The Patient-Ranked Order of Function (PROOF) is a new method for incorporating patient preferences into amyotrophic lateral sclerosis (ALS) treatment evaluation.
Researchers conducted a retrospective study to assess the reliability and prognostic value of different sets of patient-reported preferences for the PROOF endpoint.
They collected data via online surveys over 12 months using the Netherlands’ population-based registry. Patients scored functional domains of the ALS Functional Rating Scale (ALSFRS-R) and ranked each domain’s importance. Two weeks later, the questionnaire was repeated to assess test-retest reliability. Vital status was obtained from the municipal population register.
The results showed that 611 patients with ALS were monitored for survival, and 382 participated in the test-retest reliability study. All PROOF versions, with various preference sets, demonstrated excellent reliability (intraclass correlation coefficients from 0.89 [95% CI 0.87–0.91] to 0.97 [95% CI 0.97–0.98], all P<0.001), with no systematic differences between baseline and week 2 (mean rank difference range −1 to −3 [95% CI range −8 to 2], all P>0.20).
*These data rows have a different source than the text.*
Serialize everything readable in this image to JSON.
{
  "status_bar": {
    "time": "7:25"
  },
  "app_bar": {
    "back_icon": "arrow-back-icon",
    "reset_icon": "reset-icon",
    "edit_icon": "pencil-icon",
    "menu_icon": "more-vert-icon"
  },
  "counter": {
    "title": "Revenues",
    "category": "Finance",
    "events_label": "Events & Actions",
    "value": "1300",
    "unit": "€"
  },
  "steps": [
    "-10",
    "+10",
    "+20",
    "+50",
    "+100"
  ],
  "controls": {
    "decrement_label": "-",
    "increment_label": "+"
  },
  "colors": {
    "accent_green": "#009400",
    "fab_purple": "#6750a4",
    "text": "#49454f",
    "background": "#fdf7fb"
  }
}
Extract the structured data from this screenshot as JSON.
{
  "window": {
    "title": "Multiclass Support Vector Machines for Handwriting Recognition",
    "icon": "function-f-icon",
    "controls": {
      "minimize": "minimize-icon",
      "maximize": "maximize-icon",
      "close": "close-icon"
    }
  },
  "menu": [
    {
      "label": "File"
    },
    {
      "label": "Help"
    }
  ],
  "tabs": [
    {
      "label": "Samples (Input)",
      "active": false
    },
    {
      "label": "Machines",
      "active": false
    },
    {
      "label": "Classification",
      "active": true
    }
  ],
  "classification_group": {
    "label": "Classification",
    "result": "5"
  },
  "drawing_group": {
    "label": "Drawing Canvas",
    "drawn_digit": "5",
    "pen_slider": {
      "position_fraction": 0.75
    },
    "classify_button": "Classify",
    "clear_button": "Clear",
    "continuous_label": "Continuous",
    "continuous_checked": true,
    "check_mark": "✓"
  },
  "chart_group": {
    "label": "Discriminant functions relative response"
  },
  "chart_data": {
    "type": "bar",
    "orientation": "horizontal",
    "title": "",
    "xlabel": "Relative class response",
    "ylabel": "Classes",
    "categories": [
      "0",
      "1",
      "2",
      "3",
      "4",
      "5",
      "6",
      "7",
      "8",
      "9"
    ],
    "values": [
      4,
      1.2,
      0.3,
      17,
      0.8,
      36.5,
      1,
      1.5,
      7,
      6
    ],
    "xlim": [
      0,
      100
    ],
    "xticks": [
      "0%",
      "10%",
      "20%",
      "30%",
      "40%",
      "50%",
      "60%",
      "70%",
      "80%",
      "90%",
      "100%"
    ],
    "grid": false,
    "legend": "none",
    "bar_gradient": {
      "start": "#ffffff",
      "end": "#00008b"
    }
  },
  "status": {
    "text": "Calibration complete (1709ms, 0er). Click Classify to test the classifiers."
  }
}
Preferences on future events were more variable than those on current symptoms. All PROOF versions strongly predicted overall survival (HRs per 10th rank percentile from 0.80 to 0.83 [95% CI range 0.76–0.87], all P<0.001) and showed better survival curve separation among rank-stratified subgroups than the ALSFRS-R total score.
Investigators concluded that incorporating patient-reported preferences alongside ALSFRS-R measurement in a large cohort proved feasible without bias, suggesting the preferences offer valuable prognostic information beyond conventional measures.